Il s'arrêta et tourna la tête. Ses yeux d'un bleu froid la toisèrent amèrement, mais il y brillait quelque chose d'autre. Un mélange de douleur et de tristesse. Son visage avait pris un air tourmenté, si tourmenté qu'elle en eut mal au cœur. Il n'avait rien dit, mais elle sut qu'il avait replongé. Lui qui avait l'air d'aller de mieux en mieux, la maladie semblait vouloir reprendre le dessus. Mais il se battait, cela se voyait. Claire lui sourit, espérant qu'Alexandre viendrait bientôt lui rendre visite, pour que tout rentre dans l'ordre.

Il s'approcha lentement, prit les deux cachets posés près du verre de jus d'orange et les avala tels quels.

- Vous pouvez y aller, lâcha-t-il. Je n'ai pas faim.

- Tu en es certain ?

Ses yeux appelaient à l'aide, mais d'un autre côté il cherchait également à la chasser. Claire ne comprenait plus. Peut-être ne fallait-il pas non plus chercher à comprendre ; une mauvaise passe, cela s'arrangerait. Muriel convaincrait Alexandre de venir, et tout s'arrangerait. Avec un peu de chance, elle n'aurait même pas à recroiser son ex-petit ami.

- J'ai... J'ai besoin d'être seul. S'il vous plaît.

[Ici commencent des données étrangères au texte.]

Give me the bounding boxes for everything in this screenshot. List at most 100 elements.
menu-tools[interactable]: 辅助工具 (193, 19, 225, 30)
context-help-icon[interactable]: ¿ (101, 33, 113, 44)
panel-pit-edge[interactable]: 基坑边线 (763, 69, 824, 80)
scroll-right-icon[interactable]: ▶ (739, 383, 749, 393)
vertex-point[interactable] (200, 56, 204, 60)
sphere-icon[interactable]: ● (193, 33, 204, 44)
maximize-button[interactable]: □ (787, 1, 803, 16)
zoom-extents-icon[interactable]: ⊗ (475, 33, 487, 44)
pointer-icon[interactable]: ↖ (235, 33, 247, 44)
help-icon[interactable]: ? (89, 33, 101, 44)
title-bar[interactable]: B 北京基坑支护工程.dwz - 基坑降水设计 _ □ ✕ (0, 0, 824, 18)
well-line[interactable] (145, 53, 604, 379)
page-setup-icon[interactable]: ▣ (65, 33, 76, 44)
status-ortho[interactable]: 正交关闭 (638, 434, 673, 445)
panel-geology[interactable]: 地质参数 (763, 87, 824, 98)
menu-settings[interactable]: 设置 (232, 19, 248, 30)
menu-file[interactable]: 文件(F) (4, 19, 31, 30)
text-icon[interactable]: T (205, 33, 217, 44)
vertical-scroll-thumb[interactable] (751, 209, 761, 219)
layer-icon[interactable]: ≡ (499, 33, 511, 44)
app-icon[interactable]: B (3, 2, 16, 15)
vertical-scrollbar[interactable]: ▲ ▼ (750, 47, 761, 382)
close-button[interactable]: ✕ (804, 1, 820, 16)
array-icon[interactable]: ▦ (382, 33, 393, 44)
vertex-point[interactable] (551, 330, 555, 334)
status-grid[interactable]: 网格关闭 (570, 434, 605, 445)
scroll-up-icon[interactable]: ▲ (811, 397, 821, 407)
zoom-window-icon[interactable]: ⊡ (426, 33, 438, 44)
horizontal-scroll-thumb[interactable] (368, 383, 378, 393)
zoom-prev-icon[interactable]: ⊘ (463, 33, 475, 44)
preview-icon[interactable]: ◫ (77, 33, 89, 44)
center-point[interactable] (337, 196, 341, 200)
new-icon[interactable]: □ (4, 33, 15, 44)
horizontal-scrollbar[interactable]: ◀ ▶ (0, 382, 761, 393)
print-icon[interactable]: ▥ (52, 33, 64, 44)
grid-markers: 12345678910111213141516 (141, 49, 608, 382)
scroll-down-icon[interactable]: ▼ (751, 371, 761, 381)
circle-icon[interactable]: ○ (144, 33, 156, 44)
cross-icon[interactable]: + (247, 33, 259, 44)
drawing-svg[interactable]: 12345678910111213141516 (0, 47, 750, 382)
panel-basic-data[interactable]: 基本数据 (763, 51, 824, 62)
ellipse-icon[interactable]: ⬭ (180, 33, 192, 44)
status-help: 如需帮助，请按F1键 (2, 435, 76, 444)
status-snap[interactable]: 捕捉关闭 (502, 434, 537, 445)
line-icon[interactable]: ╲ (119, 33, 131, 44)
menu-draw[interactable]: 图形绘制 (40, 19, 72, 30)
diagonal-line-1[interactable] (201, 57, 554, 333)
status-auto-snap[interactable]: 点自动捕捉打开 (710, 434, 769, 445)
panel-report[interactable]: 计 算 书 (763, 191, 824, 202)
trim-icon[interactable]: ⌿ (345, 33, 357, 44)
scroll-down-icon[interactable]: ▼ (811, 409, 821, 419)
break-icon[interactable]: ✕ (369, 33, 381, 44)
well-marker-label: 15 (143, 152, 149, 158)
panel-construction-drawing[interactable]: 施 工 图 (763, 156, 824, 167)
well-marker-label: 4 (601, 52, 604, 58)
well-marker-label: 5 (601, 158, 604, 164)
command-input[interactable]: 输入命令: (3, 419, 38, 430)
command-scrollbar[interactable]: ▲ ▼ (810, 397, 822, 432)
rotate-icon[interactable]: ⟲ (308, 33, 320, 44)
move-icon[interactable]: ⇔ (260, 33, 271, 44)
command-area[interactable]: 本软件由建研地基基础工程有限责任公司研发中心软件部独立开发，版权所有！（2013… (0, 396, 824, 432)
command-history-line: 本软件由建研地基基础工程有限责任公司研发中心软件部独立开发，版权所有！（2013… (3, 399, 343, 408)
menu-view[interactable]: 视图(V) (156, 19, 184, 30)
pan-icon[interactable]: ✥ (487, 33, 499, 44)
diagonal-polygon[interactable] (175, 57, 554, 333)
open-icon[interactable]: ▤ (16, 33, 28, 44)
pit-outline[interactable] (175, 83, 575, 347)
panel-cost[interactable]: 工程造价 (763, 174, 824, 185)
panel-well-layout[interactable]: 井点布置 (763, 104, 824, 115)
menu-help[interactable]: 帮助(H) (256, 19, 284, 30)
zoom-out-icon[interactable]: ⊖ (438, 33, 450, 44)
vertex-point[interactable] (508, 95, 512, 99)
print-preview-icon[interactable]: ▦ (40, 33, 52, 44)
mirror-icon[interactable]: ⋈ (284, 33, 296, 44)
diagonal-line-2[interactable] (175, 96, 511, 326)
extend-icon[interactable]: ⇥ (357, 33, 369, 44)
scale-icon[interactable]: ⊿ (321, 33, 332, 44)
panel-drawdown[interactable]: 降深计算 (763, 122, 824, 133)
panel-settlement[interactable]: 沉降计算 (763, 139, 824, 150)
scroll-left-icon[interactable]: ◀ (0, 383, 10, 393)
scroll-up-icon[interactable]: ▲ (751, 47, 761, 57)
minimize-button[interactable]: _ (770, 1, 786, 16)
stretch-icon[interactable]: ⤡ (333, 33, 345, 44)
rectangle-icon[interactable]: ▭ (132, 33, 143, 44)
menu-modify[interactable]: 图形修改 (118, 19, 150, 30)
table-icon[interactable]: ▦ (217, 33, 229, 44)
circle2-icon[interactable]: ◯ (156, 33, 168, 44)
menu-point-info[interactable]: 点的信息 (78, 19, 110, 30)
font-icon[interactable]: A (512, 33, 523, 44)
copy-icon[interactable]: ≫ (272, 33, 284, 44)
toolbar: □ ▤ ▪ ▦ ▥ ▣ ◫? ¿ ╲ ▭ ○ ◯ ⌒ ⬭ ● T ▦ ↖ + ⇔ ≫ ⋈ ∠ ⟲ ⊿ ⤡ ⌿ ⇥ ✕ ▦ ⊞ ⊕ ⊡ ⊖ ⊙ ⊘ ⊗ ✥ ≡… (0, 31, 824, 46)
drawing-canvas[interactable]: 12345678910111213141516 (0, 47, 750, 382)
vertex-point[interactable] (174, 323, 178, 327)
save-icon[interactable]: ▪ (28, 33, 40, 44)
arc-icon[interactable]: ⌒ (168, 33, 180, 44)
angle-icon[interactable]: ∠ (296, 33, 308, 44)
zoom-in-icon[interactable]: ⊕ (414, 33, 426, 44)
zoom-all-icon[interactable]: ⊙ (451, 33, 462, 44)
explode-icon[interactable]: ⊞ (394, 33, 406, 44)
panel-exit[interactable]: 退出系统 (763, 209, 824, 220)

Claire opina. Elle promena son regard autour d'elle, étonnée comme au premier jour de l'impersonnalité de cette chambre. Rien, pas une lampe, pas une feuille de papier, rien même pour habiller l'ampoule nue qui tombait du plafond.

- Ta mère m'a dit qu'elle passerait ce matin, lui dit-elle finalement avec un sourire.

Il ne la regardait déjà plus, et avait recommencé à faire les cent pas en marmonnant des choses incompréhensibles dans sa barbe.

- Mmh. D'accord. Merci.

Elle ne s'attarda pas plus longtemps, et se dépêcha de redescendre le plateau-repas intact aux cuisines.